Turning a WordPress Blog into a Book: Part One
Lately my lovely wife has been asking me to help her in the task of turning her blog (a WordPress installation like this one that I maintain for her) into a book. It’s a pretty daunting task, since her blog would easily surpass 1,000 pages if printed. After a few days of trying out different services and trying a variety of search terms, I just couldn’t find a good match for her blog.
Most services that turn blogs into books either require you to use one of the big hosting sites (like yourblog.wordpress.com), and of those that will take a simple WordPress XML export, the only one I could find that could handle the enormous file was a site called FastPencil. A problem that was universal, though, was finding a service that would import the file AND retain some semblance of layout in regard to pictures and text, block-quotes, centering, etc.

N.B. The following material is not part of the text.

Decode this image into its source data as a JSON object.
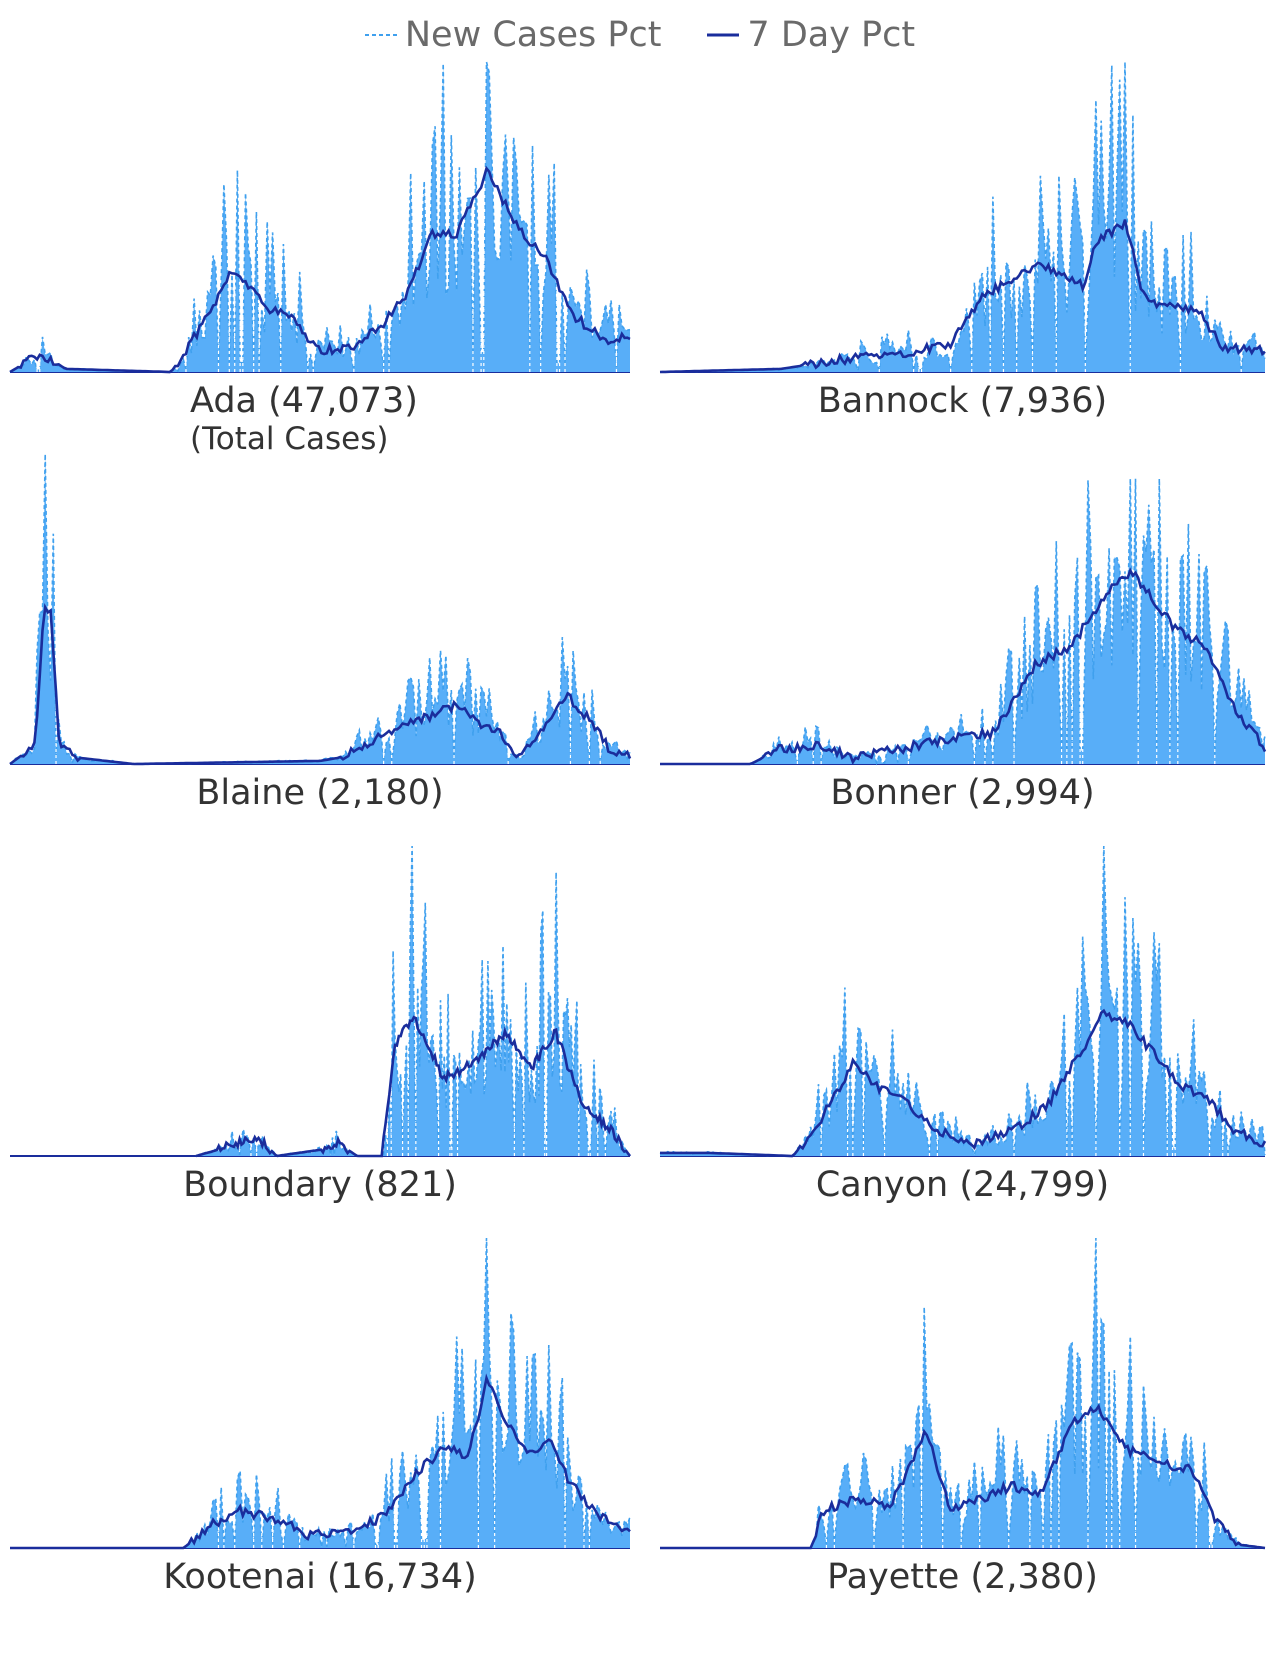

Then I discovered a project called WPTEX. It is a collection of PHP scripts that asks a few questions and then converts (or, attempts to convert) a WordPress blog to LaTeX, which can in turn be converted to a PDF using PDFLaTeX. The only problem was WPTEX didn’t really do a graceful job with my wife’s blog, which is rich in pictures and special formatting.
By this time I had enough information to decide to forge out on my own. I started by writing some C# that would read a WordPress export file (quick and dirty-like) into some data structures. Then I went off looking for an HTML-to-LaTeX converter online. I discovered Pandoc. After installing the Haskell-based markup converter, I started using it to convert my wife’s post titles and content to LaTeX. It was a brilliant success. I then wrote some code to recognize when it needed to download an image to include in the book and to strip out the obvious hyperlinks. Now we’re in the process of manually doing a lot of the centering and layout changes that were so cumbersome using those online services. To my surprise, LaTeX has been very easy to work with. In part two I’ll cover some of the (did I say dirty?) code that made it all come together.